# Youth .243 or 30-30



## Skinin&Grinin (Nov 19, 2008)

Alright guys my son is 7 and shoots the .22,.22mag and .410 pretty good.He is really wanting to get more into the hunt than just going with me.
I'm thinking about getting him a rifle for Christmas,but cant decide between a .243 or 30-30.
My first rifle was a single shot 30-30 and I shot  many a deer with it and still have it in the safe.The main advantage to me with the 30-30 is I already have one so I would not have to buy a brand new gun for him(money has been tight latley).
He is big for 7 he weighs almost 90lbs so I dont think that either gun would be to much for him to handle.
I figure if I get it for him for Christmas,that gives him a whole lot of shooting before next season starts,I'm going to wait until he is 8 to let him pull the trigger on a big game animal.
Thanks in advance.


----------



## njanear (Nov 19, 2008)

Do you reload?  If so, that .30/30 can be loaded real light (i.e. 110gr) to give him something to start shooting at the range now and build up towards something more for deer season.  There are also the Reduced Recoil cartridges to start with, if you don't reload (although they are a little pricey for plinking).

Nothing against the .243 as it is a great round - I just like the .30/30 better for this application (and in the NEF/H&Rs, the rimmed cartridges extract better too  ).

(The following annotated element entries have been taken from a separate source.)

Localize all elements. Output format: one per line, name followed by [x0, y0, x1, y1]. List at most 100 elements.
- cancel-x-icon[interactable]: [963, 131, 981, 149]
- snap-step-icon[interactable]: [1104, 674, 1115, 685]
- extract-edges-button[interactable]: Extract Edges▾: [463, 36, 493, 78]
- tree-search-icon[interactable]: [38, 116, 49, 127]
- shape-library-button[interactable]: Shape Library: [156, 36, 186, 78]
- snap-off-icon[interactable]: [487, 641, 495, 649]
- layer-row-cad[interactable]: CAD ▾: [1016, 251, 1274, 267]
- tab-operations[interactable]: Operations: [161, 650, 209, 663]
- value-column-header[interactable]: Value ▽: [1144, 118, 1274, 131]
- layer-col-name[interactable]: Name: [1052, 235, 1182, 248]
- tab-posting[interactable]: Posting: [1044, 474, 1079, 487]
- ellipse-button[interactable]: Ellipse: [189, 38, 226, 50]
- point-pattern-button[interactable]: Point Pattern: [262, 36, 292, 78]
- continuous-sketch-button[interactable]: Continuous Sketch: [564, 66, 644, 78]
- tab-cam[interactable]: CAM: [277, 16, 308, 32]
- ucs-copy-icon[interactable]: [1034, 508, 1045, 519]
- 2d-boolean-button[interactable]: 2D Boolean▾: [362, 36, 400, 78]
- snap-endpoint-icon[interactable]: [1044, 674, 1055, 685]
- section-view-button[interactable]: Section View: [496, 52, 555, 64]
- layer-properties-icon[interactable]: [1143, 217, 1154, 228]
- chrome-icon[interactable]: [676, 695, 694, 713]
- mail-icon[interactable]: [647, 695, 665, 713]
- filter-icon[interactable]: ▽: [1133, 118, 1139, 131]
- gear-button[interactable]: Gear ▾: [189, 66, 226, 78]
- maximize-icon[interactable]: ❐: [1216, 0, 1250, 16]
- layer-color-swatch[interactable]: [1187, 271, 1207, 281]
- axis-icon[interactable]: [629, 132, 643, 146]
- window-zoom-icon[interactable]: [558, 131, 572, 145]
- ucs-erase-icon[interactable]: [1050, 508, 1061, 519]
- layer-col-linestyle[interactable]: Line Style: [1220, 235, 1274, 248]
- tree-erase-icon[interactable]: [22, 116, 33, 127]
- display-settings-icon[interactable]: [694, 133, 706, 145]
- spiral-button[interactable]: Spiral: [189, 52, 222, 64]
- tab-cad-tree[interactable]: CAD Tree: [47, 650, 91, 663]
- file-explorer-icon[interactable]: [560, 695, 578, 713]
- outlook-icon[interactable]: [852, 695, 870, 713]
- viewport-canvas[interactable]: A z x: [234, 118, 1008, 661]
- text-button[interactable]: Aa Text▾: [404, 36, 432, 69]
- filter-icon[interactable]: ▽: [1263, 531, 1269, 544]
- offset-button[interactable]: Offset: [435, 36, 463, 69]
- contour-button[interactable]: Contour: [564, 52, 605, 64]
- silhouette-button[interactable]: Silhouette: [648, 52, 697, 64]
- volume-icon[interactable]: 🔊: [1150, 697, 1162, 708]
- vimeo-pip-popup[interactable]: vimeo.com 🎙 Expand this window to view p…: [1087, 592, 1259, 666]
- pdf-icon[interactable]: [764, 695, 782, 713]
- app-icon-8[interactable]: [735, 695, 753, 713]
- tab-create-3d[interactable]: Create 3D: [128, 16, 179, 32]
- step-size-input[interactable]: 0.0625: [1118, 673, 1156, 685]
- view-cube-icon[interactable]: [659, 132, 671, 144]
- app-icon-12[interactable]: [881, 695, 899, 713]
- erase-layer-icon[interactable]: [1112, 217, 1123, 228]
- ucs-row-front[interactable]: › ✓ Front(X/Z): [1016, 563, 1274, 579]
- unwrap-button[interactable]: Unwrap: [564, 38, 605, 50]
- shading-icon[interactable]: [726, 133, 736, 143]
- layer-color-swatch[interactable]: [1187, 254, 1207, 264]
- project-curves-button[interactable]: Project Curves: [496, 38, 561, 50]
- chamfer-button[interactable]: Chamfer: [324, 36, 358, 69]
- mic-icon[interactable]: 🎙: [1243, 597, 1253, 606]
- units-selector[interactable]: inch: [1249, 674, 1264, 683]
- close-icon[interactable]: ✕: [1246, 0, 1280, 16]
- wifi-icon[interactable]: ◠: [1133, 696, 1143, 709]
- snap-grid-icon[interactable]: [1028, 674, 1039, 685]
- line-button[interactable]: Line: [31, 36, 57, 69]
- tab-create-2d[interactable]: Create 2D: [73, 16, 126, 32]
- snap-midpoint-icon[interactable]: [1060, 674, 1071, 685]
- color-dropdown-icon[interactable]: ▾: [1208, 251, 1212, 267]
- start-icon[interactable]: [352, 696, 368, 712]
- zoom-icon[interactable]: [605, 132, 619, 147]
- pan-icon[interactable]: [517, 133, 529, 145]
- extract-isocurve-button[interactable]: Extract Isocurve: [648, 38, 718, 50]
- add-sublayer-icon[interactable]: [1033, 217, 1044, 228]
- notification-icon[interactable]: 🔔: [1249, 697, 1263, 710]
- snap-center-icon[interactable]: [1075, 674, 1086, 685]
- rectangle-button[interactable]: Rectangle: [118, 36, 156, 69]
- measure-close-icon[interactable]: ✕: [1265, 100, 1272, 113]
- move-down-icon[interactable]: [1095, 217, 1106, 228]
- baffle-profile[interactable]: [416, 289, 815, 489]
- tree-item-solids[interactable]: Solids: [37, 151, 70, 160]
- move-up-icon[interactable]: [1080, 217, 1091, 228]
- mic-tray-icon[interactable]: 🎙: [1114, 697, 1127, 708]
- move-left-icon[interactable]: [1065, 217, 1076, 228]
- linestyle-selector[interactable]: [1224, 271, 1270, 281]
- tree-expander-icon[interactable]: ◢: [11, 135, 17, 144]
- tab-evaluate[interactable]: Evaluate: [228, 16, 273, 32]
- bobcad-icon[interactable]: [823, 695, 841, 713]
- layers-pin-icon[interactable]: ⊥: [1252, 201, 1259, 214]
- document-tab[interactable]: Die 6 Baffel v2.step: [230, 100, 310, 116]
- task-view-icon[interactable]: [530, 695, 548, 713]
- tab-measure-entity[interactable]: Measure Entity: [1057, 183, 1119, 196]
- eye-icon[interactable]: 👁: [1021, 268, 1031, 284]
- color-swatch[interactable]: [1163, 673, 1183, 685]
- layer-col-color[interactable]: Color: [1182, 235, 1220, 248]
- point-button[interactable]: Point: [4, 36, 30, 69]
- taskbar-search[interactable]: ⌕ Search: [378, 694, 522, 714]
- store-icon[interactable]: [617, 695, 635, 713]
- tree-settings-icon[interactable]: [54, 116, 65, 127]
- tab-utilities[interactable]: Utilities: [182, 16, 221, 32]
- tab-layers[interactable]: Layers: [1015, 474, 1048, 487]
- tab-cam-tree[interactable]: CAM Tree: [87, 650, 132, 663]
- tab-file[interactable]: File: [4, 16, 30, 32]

PS:  I have a NEF .30/30 barrel to start working on for my 8YO (he's tall and lanky - all 65#s of him) using the above 110gr loads, so that he is ready for next season.


----------



## Skinin&Grinin (Nov 19, 2008)

I do not reload,but my dad does so I'm sure I can get him to load up some for me.That is the gun I have the H&R .
Thanks for the advice,I think I'll see what my dad can do on the reloads for me.If he can do this I'll give him the 30-30 for Christmas.
Thanks again.


----------



## rshunter (Nov 19, 2008)

I dont know if it is possible with a NEF of that age, but I bought my son an NEF 30-30 and bought a youth stock. Just switched the stocks out for a better fit, Limbsaver slip on recoil pad, even a stock cheek pad. Slip a Mercury recoil reducer into the stock and use the reduced recoil ammo and it will feel like a little tap on the shoulder.


----------



## Georgiared (Nov 20, 2008)

I have an 8 year old also, Rshunter is right about limbsaver!!  I bought a 336 30/30, and a 1894 .357 mag from a members here,
he prefers the .357 mag this year, without limbsaver.  The 30/30 has one, but that will be his next year rifle...   Have fun!!

jj


----------